Apalagi, menurut Fahmy, Indonesia sejak 2002 lalu sudah menjadi negara pengimpor minyak alias net importer. Musababnya, produksi minyak Tanah Air jauh di bawah laju konsumsi bahan bakar minyak masyarakat.
Kondisi itu pula yang membawa Indonesia keluar dari organisasi negara pengekspor minyak alias OPEC (Organization of the Petroleum Exporting Countries). Ia juga menyebut turunnya angka lifting minyak mengindikasikan cadangan minyak Indonesia menipis.
Adapun untuk sektor kayu, Fahmy mengatakan kayu hasil hutan juga sudah habis.
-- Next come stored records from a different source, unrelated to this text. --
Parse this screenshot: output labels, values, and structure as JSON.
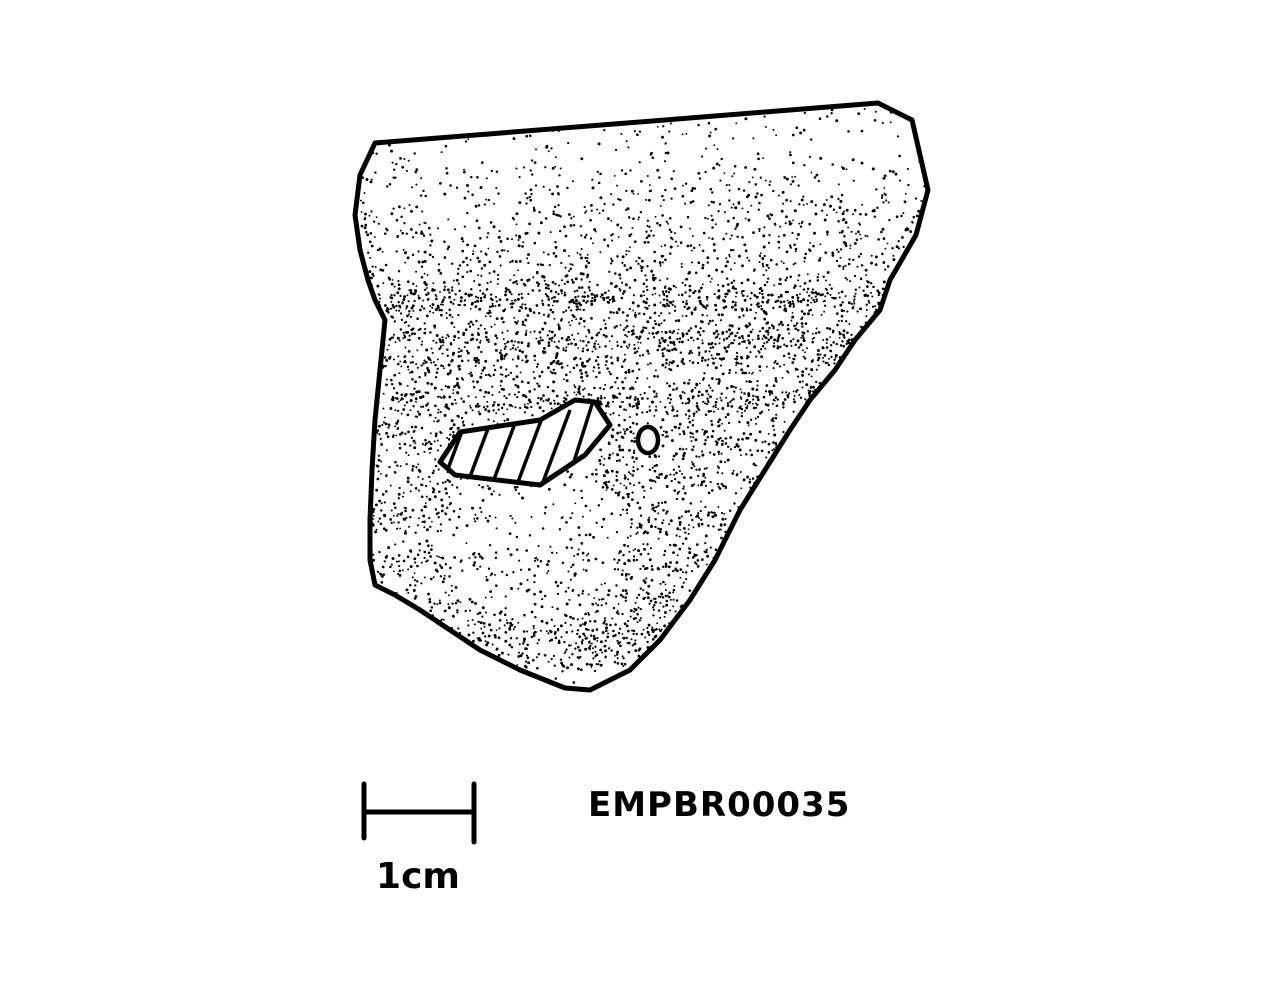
{
  "specimen_id": "EMPBR00035",
  "scale_bar": {
    "label": "1cm"
  },
  "colors": {
    "ink": "#000000",
    "paper": "#ffffff"
  }
}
Akibatnya, sebagian besar perusahaan kayu lapis pun gulung tikar atau memindahkan usahanya di negara lain.
Sebelumnya, Presiden Jokowi mengatakan Indonesia tidak lagi bisa mengandalkan kejayaan sumber daya alam, seperti minyak dan kayu. Menurut Jokowi, fokus Indonesia ke depan adalah membangun pondasi sumber daya manusia yang berkualitas, yang menguasai ilmu pengetahuan dan teknologi.
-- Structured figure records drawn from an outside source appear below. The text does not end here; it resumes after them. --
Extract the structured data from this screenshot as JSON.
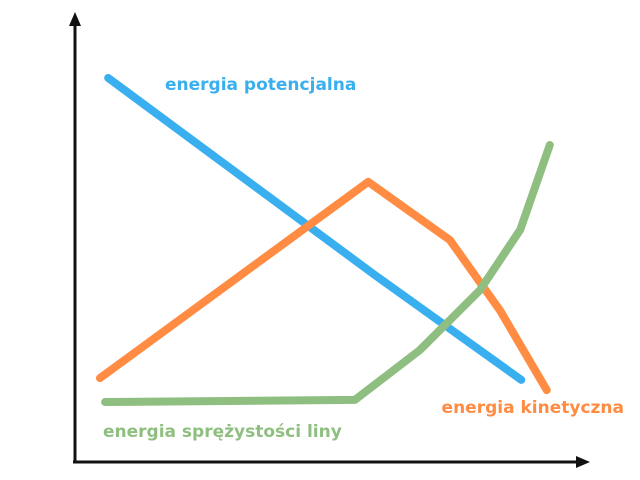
{
  "chart_data": {
    "type": "line",
    "xlim": [
      0,
      100
    ],
    "ylim": [
      0,
      100
    ],
    "series": [
      {
        "name": "energia potencjalna",
        "color": "#3aaff0",
        "x": [
          6.5,
          58.8,
          87.5
        ],
        "values": [
          86.5,
          42.1,
          18.5
        ]
      },
      {
        "name": "energia kinetyczna",
        "color": "#ff8c42",
        "x": [
          4.9,
          57.5,
          73.5,
          83.3,
          92.5
        ],
        "values": [
          18.9,
          63.1,
          50,
          34.2,
          16.2
        ]
      },
      {
        "name": "energia sprężystości liny",
        "color": "#8fbf80",
        "x": [
          5.9,
          54.9,
          67.6,
          79.4,
          87.3,
          93.1
        ],
        "values": [
          13.5,
          14,
          25.2,
          38.7,
          52.3,
          71.4
        ]
      }
    ]
  }
}
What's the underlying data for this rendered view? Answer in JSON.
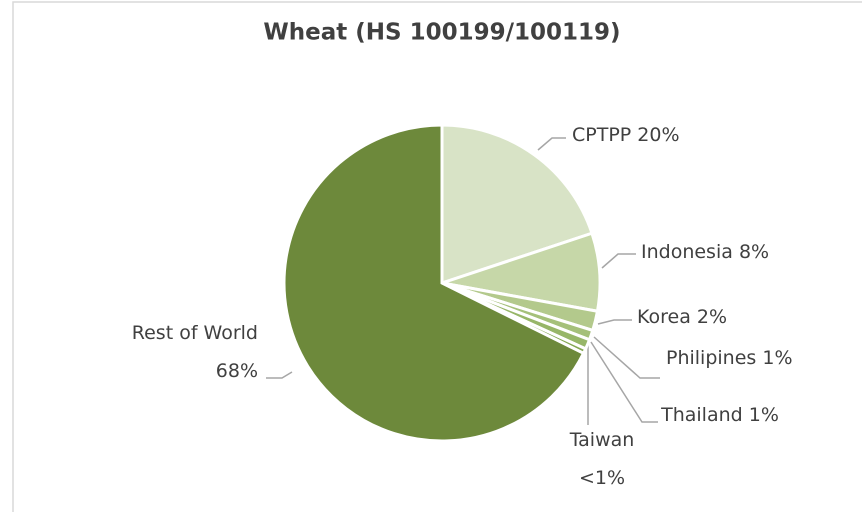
{
  "chart_data": {
    "type": "pie",
    "title": "Wheat (HS 100199/100119)",
    "categories": [
      "CPTPP",
      "Indonesia",
      "Korea",
      "Philipines",
      "Thailand",
      "Taiwan",
      "Rest of World"
    ],
    "values": [
      20,
      8,
      2,
      1,
      1,
      0.5,
      68
    ],
    "value_labels": [
      "20%",
      "8%",
      "2%",
      "1%",
      "1%",
      "<1%",
      "68%"
    ],
    "colors": [
      "#d8e3c6",
      "#c6d7a8",
      "#b3c98c",
      "#a5c07a",
      "#97b668",
      "#86a955",
      "#6d893b"
    ]
  }
}
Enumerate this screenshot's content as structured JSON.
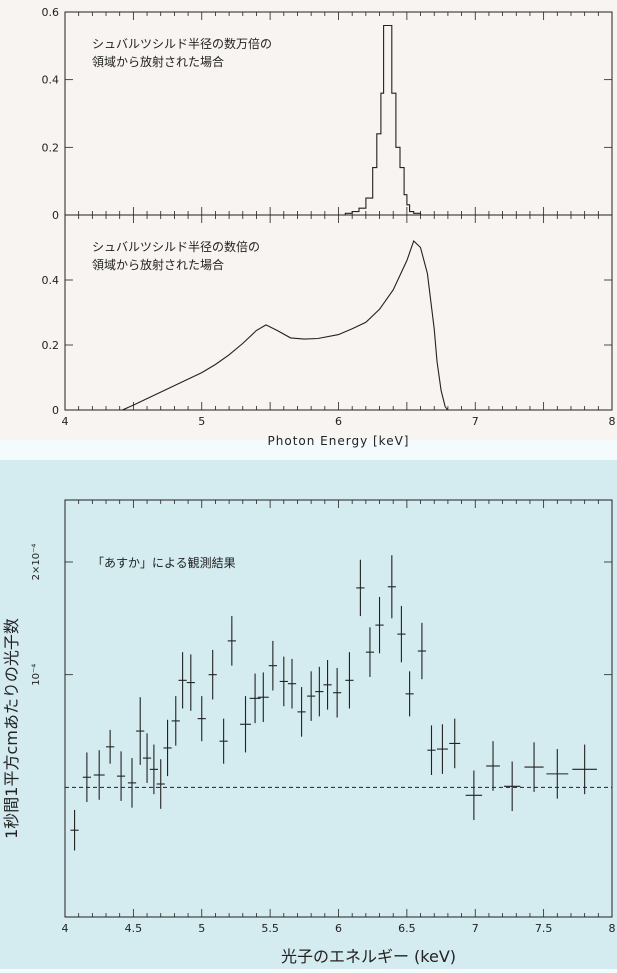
{
  "colors": {
    "page_background": "#f4fbfd",
    "upper_panel_background": "#f7f4f1",
    "lower_panel_background": "#d4ebf0",
    "ink": "#222222"
  },
  "chart_data": [
    {
      "type": "line",
      "panel": "upper",
      "annotation": [
        "シュバルツシルド半径の数万倍の",
        "領域から放射された場合"
      ],
      "xlim": [
        4,
        8
      ],
      "ylim": [
        0,
        0.6
      ],
      "yticks": [
        0,
        0.2,
        0.4,
        0.6
      ],
      "ytick_labels": [
        "0",
        "0.2",
        "0.4",
        "0.6"
      ],
      "step": true,
      "x": [
        4.0,
        5.0,
        5.9,
        6.05,
        6.1,
        6.15,
        6.2,
        6.25,
        6.28,
        6.31,
        6.33,
        6.36,
        6.39,
        6.42,
        6.45,
        6.48,
        6.5,
        6.52,
        6.55,
        6.6,
        8.0
      ],
      "y": [
        0,
        0,
        0,
        0.005,
        0.01,
        0.02,
        0.05,
        0.14,
        0.24,
        0.36,
        0.56,
        0.56,
        0.36,
        0.2,
        0.14,
        0.06,
        0.03,
        0.01,
        0.005,
        0,
        0
      ]
    },
    {
      "type": "line",
      "panel": "middle",
      "annotation": [
        "シュバルツシルド半径の数倍の",
        "領域から放射された場合"
      ],
      "xlim": [
        4,
        8
      ],
      "ylim": [
        0,
        0.6
      ],
      "yticks": [
        0,
        0.2,
        0.4
      ],
      "ytick_labels": [
        "0",
        "0.2",
        "0.4"
      ],
      "xticks": [
        4,
        5,
        6,
        7,
        8
      ],
      "xtick_labels": [
        "4",
        "5",
        "6",
        "7",
        "8"
      ],
      "xlabel": "Photon Energy [keV]",
      "x": [
        4.42,
        4.5,
        4.6,
        4.7,
        4.8,
        4.9,
        5.0,
        5.1,
        5.2,
        5.3,
        5.4,
        5.47,
        5.55,
        5.65,
        5.75,
        5.85,
        6.0,
        6.1,
        6.2,
        6.3,
        6.4,
        6.5,
        6.55,
        6.6,
        6.65,
        6.7,
        6.72,
        6.75,
        6.78,
        6.8
      ],
      "y": [
        0,
        0.015,
        0.035,
        0.055,
        0.075,
        0.095,
        0.115,
        0.14,
        0.17,
        0.205,
        0.245,
        0.262,
        0.245,
        0.222,
        0.218,
        0.22,
        0.232,
        0.25,
        0.27,
        0.31,
        0.37,
        0.46,
        0.52,
        0.5,
        0.42,
        0.25,
        0.15,
        0.06,
        0.01,
        0
      ]
    },
    {
      "type": "scatter",
      "panel": "lower",
      "title": "「あすか」による観測結果",
      "xlim": [
        4,
        8
      ],
      "ylim": [
        -0.000115,
        0.000255
      ],
      "xticks": [
        4,
        4.5,
        5,
        5.5,
        6,
        6.5,
        7,
        7.5,
        8
      ],
      "xtick_labels": [
        "4",
        "4.5",
        "5",
        "5.5",
        "6",
        "6.5",
        "7",
        "7.5",
        "8"
      ],
      "yticks": [
        0.0001,
        0.0002
      ],
      "ytick_labels": [
        "10⁻⁴",
        "2×10⁻⁴"
      ],
      "xlabel": "光子のエネルギー (keV)",
      "ylabel": "1秒間1平方cmあたりの光子数",
      "zero_line": true,
      "points": [
        {
          "x": 4.07,
          "y": -3.8e-05,
          "xerr": 0.03,
          "yerr": 1.8e-05
        },
        {
          "x": 4.16,
          "y": 9e-06,
          "xerr": 0.03,
          "yerr": 2.2e-05
        },
        {
          "x": 4.25,
          "y": 1.1e-05,
          "xerr": 0.04,
          "yerr": 2.2e-05
        },
        {
          "x": 4.33,
          "y": 3.6e-05,
          "xerr": 0.03,
          "yerr": 1.5e-05
        },
        {
          "x": 4.41,
          "y": 1e-05,
          "xerr": 0.03,
          "yerr": 2.2e-05
        },
        {
          "x": 4.49,
          "y": 4e-06,
          "xerr": 0.03,
          "yerr": 2.2e-05
        },
        {
          "x": 4.55,
          "y": 5e-05,
          "xerr": 0.03,
          "yerr": 3e-05
        },
        {
          "x": 4.6,
          "y": 2.6e-05,
          "xerr": 0.03,
          "yerr": 2.2e-05
        },
        {
          "x": 4.65,
          "y": 1.6e-05,
          "xerr": 0.03,
          "yerr": 2.2e-05
        },
        {
          "x": 4.7,
          "y": 3e-06,
          "xerr": 0.03,
          "yerr": 2.2e-05
        },
        {
          "x": 4.75,
          "y": 3.5e-05,
          "xerr": 0.03,
          "yerr": 2.5e-05
        },
        {
          "x": 4.81,
          "y": 5.9e-05,
          "xerr": 0.03,
          "yerr": 2.2e-05
        },
        {
          "x": 4.86,
          "y": 9.5e-05,
          "xerr": 0.03,
          "yerr": 2.5e-05
        },
        {
          "x": 4.92,
          "y": 9.3e-05,
          "xerr": 0.03,
          "yerr": 2.5e-05
        },
        {
          "x": 5.0,
          "y": 6.1e-05,
          "xerr": 0.03,
          "yerr": 2e-05
        },
        {
          "x": 5.08,
          "y": 0.0001,
          "xerr": 0.03,
          "yerr": 2.2e-05
        },
        {
          "x": 5.16,
          "y": 4.1e-05,
          "xerr": 0.03,
          "yerr": 2e-05
        },
        {
          "x": 5.22,
          "y": 0.00013,
          "xerr": 0.03,
          "yerr": 2.2e-05
        },
        {
          "x": 5.32,
          "y": 5.6e-05,
          "xerr": 0.04,
          "yerr": 2.5e-05
        },
        {
          "x": 5.39,
          "y": 7.9e-05,
          "xerr": 0.04,
          "yerr": 2.2e-05
        },
        {
          "x": 5.45,
          "y": 8e-05,
          "xerr": 0.04,
          "yerr": 2.2e-05
        },
        {
          "x": 5.52,
          "y": 0.000108,
          "xerr": 0.03,
          "yerr": 2.2e-05
        },
        {
          "x": 5.6,
          "y": 9.4e-05,
          "xerr": 0.03,
          "yerr": 2.2e-05
        },
        {
          "x": 5.66,
          "y": 9.2e-05,
          "xerr": 0.03,
          "yerr": 2.2e-05
        },
        {
          "x": 5.73,
          "y": 6.7e-05,
          "xerr": 0.03,
          "yerr": 2.2e-05
        },
        {
          "x": 5.8,
          "y": 8.1e-05,
          "xerr": 0.03,
          "yerr": 2.2e-05
        },
        {
          "x": 5.86,
          "y": 8.5e-05,
          "xerr": 0.03,
          "yerr": 2.2e-05
        },
        {
          "x": 5.92,
          "y": 9.1e-05,
          "xerr": 0.03,
          "yerr": 2.2e-05
        },
        {
          "x": 5.99,
          "y": 8.4e-05,
          "xerr": 0.03,
          "yerr": 2.2e-05
        },
        {
          "x": 6.08,
          "y": 9.5e-05,
          "xerr": 0.03,
          "yerr": 2.5e-05
        },
        {
          "x": 6.16,
          "y": 0.000177,
          "xerr": 0.03,
          "yerr": 2.5e-05
        },
        {
          "x": 6.23,
          "y": 0.00012,
          "xerr": 0.03,
          "yerr": 2.2e-05
        },
        {
          "x": 6.3,
          "y": 0.000144,
          "xerr": 0.03,
          "yerr": 2.5e-05
        },
        {
          "x": 6.39,
          "y": 0.000178,
          "xerr": 0.03,
          "yerr": 2.8e-05
        },
        {
          "x": 6.46,
          "y": 0.000136,
          "xerr": 0.03,
          "yerr": 2.5e-05
        },
        {
          "x": 6.52,
          "y": 8.3e-05,
          "xerr": 0.03,
          "yerr": 2e-05
        },
        {
          "x": 6.61,
          "y": 0.000121,
          "xerr": 0.03,
          "yerr": 2.5e-05
        },
        {
          "x": 6.68,
          "y": 3.3e-05,
          "xerr": 0.03,
          "yerr": 2.2e-05
        },
        {
          "x": 6.76,
          "y": 3.4e-05,
          "xerr": 0.04,
          "yerr": 2.2e-05
        },
        {
          "x": 6.85,
          "y": 3.9e-05,
          "xerr": 0.04,
          "yerr": 2.2e-05
        },
        {
          "x": 6.99,
          "y": -7e-06,
          "xerr": 0.06,
          "yerr": 2.2e-05
        },
        {
          "x": 7.13,
          "y": 1.9e-05,
          "xerr": 0.05,
          "yerr": 2.2e-05
        },
        {
          "x": 7.27,
          "y": 1e-06,
          "xerr": 0.06,
          "yerr": 2.2e-05
        },
        {
          "x": 7.43,
          "y": 1.8e-05,
          "xerr": 0.07,
          "yerr": 2.2e-05
        },
        {
          "x": 7.6,
          "y": 1.2e-05,
          "xerr": 0.08,
          "yerr": 2.2e-05
        },
        {
          "x": 7.8,
          "y": 1.6e-05,
          "xerr": 0.09,
          "yerr": 2.2e-05
        }
      ]
    }
  ]
}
“Kualitas SDM itu harus dibangun sejak di dalam kandungan, karena itu tidak boleh lagi yang namanya stunting pada anak,” ucap Jokowi.
Di samping itu, Presiden mengatakan hal yang juga bisa meningkatkan potensi sumber daya manusia adalah dengan meningkatkan kualitas pendidikan dasar sampai perguruan tinggi. “Bukan hanya untuk membuat generasi muda menjadi pintar dan mampu berkarya. Dan jangan lupa, mencetak generasi Pancasilais yang toleran, dan kokoh bergotong royong,” ujar Jokowi.